It’s been three days and approximately three thousand hours since I last checked in from Lima, Peru. That’s how time passes at the Pan American Games, quickly, and with something to fill every available minute we have.
All of us photographers got to the competition venue early on cross-country day. The riders are not the only ones out there staring and staring at the obstacles for hours. We spend two to three hours walking the course and making a plan, too. It’s critical to get a few things ironed out before the first horse is on course, including how to say “I need to pass by now” in Spanish (Necisito pasar ahora) and making sure that the various volunteers, and here in Lima’s case, policemen, who were in charge of roping the lanes, knew when to actually let you by. That took some trial and error during the first few horses, as the police worked out that there were generous time blocks between each galloping horse going by.
Aside from that it was looking good until the seventh horse and rider suffered a spectacular crash at the first water complex, where a dozen photographers were parked in a photo pen mere feet away. This was unfortunate for several reasons, which I’ll get to in a minute. The fall was exactly the kind you don’t want to see; Brazil’s Ruy Fonseca, a two-time Olympian and one of the most experienced event riders competing here, came in long to a big yellow boat into water at 6A, then jumped too long over a hut in the water at B, and so was then forced to jump out of the water up a bank from a very long spot at C.
The No. 7 question rode in one stride after that on an angle over a brush vertical. Accuracy required. Ruy’s horse understandably couldn’t get to seven on the correct stride and hung a leg, resulting in a rotational fall, crushing Ruy underneath him as he flipped over. Ruy did not get up. He would later be diagnosed with a broken shoulder bone and three broken ribs. He was not wearing an air-vest and is damn lucky.

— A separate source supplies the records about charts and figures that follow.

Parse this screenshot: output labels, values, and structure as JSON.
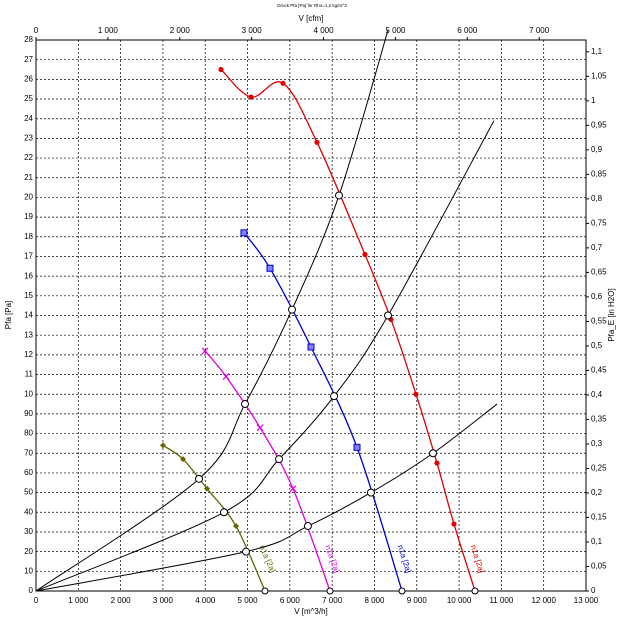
{
  "chart_data": {
    "type": "line",
    "title": "Druck Pfa [Pa] für Rho=1,2 kg/m^3",
    "xlabel": "V [m^3/h]",
    "x2label": "V [cfm]",
    "ylabel": "Pfa [Pa]",
    "y2label": "Pfa_E [in H2O]",
    "grid": true,
    "xlim": [
      0,
      13000
    ],
    "xticks": [
      0,
      {
        "value": 1000,
        "label": "1 000"
      },
      {
        "value": 2000,
        "label": "2 000"
      },
      {
        "value": 3000,
        "label": "3 000"
      },
      {
        "value": 4000,
        "label": "4 000"
      },
      {
        "value": 5000,
        "label": "5 000"
      },
      {
        "value": 6000,
        "label": "6 000"
      },
      {
        "value": 7000,
        "label": "7 000"
      },
      {
        "value": 8000,
        "label": "8 000"
      },
      {
        "value": 9000,
        "label": "9 000"
      },
      {
        "value": 10000,
        "label": "10 000"
      },
      {
        "value": 11000,
        "label": "11 000"
      },
      {
        "value": 12000,
        "label": "12 000"
      },
      {
        "value": 13000,
        "label": "13 000"
      }
    ],
    "x2lim": [
      0,
      7651
    ],
    "x2ticks": [
      0,
      {
        "value": 1000,
        "label": "1 000"
      },
      {
        "value": 2000,
        "label": "2 000"
      },
      {
        "value": 3000,
        "label": "3 000"
      },
      {
        "value": 4000,
        "label": "4 000"
      },
      {
        "value": 5000,
        "label": "5 000"
      },
      {
        "value": 6000,
        "label": "6 000"
      },
      {
        "value": 7000,
        "label": "7 000"
      }
    ],
    "ylim": [
      0,
      280
    ],
    "yticks": [
      0,
      10,
      20,
      30,
      40,
      50,
      60,
      70,
      80,
      90,
      {
        "value": 100,
        "label": "10"
      },
      {
        "value": 110,
        "label": "11"
      },
      {
        "value": 120,
        "label": "12"
      },
      {
        "value": 130,
        "label": "13"
      },
      {
        "value": 140,
        "label": "14"
      },
      {
        "value": 150,
        "label": "15"
      },
      {
        "value": 160,
        "label": "16"
      },
      {
        "value": 170,
        "label": "17"
      },
      {
        "value": 180,
        "label": "18"
      },
      {
        "value": 190,
        "label": "19"
      },
      {
        "value": 200,
        "label": "20"
      },
      {
        "value": 210,
        "label": "21"
      },
      {
        "value": 220,
        "label": "22"
      },
      {
        "value": 230,
        "label": "23"
      },
      {
        "value": 240,
        "label": "24"
      },
      {
        "value": 250,
        "label": "25"
      },
      {
        "value": 260,
        "label": "26"
      },
      {
        "value": 270,
        "label": "27"
      },
      {
        "value": 280,
        "label": "28"
      }
    ],
    "y2lim": [
      0,
      1.1241
    ],
    "y2ticks": [
      0,
      {
        "value": 0.05,
        "label": "0,05"
      },
      {
        "value": 0.1,
        "label": "0,1"
      },
      {
        "value": 0.15,
        "label": "0,15"
      },
      {
        "value": 0.2,
        "label": "0,2"
      },
      {
        "value": 0.25,
        "label": "0,25"
      },
      {
        "value": 0.3,
        "label": "0,3"
      },
      {
        "value": 0.35,
        "label": "0,35"
      },
      {
        "value": 0.4,
        "label": "0,4"
      },
      {
        "value": 0.45,
        "label": "0,45"
      },
      {
        "value": 0.5,
        "label": "0,5"
      },
      {
        "value": 0.55,
        "label": "0,55"
      },
      {
        "value": 0.6,
        "label": "0,6"
      },
      {
        "value": 0.65,
        "label": "0,65"
      },
      {
        "value": 0.7,
        "label": "0,7"
      },
      {
        "value": 0.75,
        "label": "0,75"
      },
      {
        "value": 0.8,
        "label": "0,8"
      },
      {
        "value": 0.85,
        "label": "0,85"
      },
      {
        "value": 0.9,
        "label": "0,9"
      },
      {
        "value": 0.95,
        "label": "0,95"
      },
      {
        "value": 1,
        "label": "1"
      },
      {
        "value": 1.05,
        "label": "1,05"
      },
      {
        "value": 1.1,
        "label": "1,1"
      }
    ],
    "series": [
      {
        "name": "n1a [2a]",
        "color": "#e00000",
        "marker": "circle",
        "x": [
          4373,
          5082,
          5838,
          6642,
          7776,
          8391,
          8982,
          9478,
          9880,
          10376
        ],
        "values": [
          265,
          251,
          258,
          228,
          171,
          138,
          100,
          65,
          34,
          0
        ]
      },
      {
        "name": "n1a [2a]",
        "color": "#0000cc",
        "marker": "square",
        "x": [
          4916,
          5531,
          6500,
          7587,
          8651
        ],
        "values": [
          182,
          164,
          124,
          73,
          0
        ]
      },
      {
        "name": "n1a [2a]",
        "color": "#e000e0",
        "marker": "cross",
        "x": [
          3995,
          4491,
          5295,
          6075,
          6949
        ],
        "values": [
          122,
          109,
          83,
          52,
          0
        ]
      },
      {
        "name": "n1a [2a]",
        "color": "#666600",
        "marker": "diamond",
        "x": [
          3002,
          3475,
          4042,
          4727,
          5413
        ],
        "values": [
          74,
          67,
          52,
          33,
          0
        ]
      },
      {
        "color": "#000000",
        "x": [
          0,
          3853,
          4940,
          6051,
          7162,
          8320
        ],
        "values": [
          0,
          57,
          95,
          143,
          201,
          285
        ]
      },
      {
        "color": "#000000",
        "x": [
          0,
          4444,
          5744,
          7045,
          8320,
          10825
        ],
        "values": [
          0,
          40,
          67,
          99,
          140,
          239
        ]
      },
      {
        "color": "#000000",
        "x": [
          0,
          4963,
          6428,
          7917,
          9384,
          10898
        ],
        "values": [
          0,
          20,
          33,
          50,
          70,
          95
        ]
      }
    ],
    "operating_points": {
      "x": [
        3853,
        4940,
        6051,
        7162,
        4444,
        5744,
        7045,
        8320,
        4963,
        6428,
        7917,
        9384
      ],
      "values": [
        57,
        95,
        143,
        201,
        40,
        67,
        99,
        140,
        20,
        33,
        50,
        70
      ]
    }
  }
}
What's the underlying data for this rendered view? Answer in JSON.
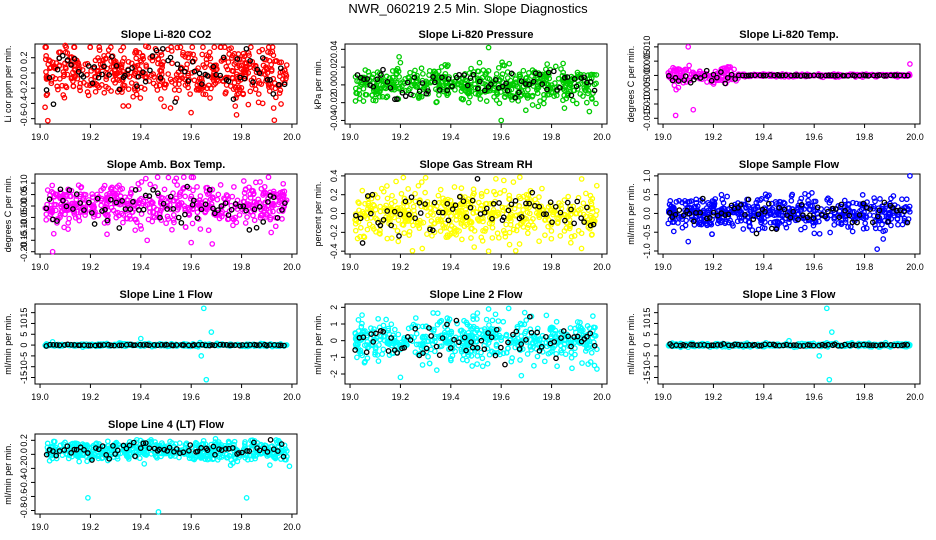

Click, click, click went the cameras. You mostly assume that the photographers are equestrian-specific professionals. But at these big events there is inevitably a Getty- or Reuters-assigned photographer mixed in among our bunch. We waited as Ruy was attended to and his uninjured horse was checked over. Horse and rider were moved off the field of play in under five minutes, thanks to a big crew of well-trained volunteers.
“It was one of the sweetest, most supportive and enthusiastic crowds I’ve seen at a three-day event.”
There were other falls during the day and many eliminations but no other need for the medics to attend to injuries. The organizers did a fantastic job putting on a beautiful day of cross-country, and when the gates opened to the public at 10 a.m., hundreds of local Peruvians came in with their families to watch and line the galloping lanes to support their riders. Actually, they supported all the riders, especially the South American ones. It was one of the sweetest, most supportive and enthusiastic crowds I’ve seen at a three-day event. The themed jumps were beautiful and the cool weather made for ideal conditions.
Four hours later, toting my camera and sweating through multiple layers from running all around the course trying my damndest to make beautiful, unique images of this sport (see top photo), I arrived back to the media center. In the time that I’d been out on course, a Reuters photographer who had been standing next to jump No. 7 had put a gruesome photo of Ruy’s horse mid-flip out on their international newswire. It spread like wildfire and had already been posted on Mexican, Peruvian, Brazilian news sites. The general public around the world had been served their impression of three-day eventing for the day, and it was a picture of a horse that looked like it was about to break its neck.
Don’t get me wrong, I took photos of Ruy’s fall as well. I was standing right there and have the whole sequence. And I believe that we should show the perfect and not so perfect moments of every sport. Just a few days ago I was chided by a coach for daring to post a dressage picture of a pirouette that looked more like a levade.
But when you’re Reuters, and you have the power to show an impression of a small sport to such a huge network, posting the type of shot that gets animal rights activists in arms with the hashtag #bestoftheday #photooftheday isn’t just annoying, it undermines all the hard work we do to show the world our sport. And if you are going to put a crash out on the newswire, the least you could do is be responsible enough to convey a few facts along with it so the world doesn’t assume that horse and rider broke their necks. “Hashtag best of the day” just doesn’t cut it. Thanks for nothing, Reuters.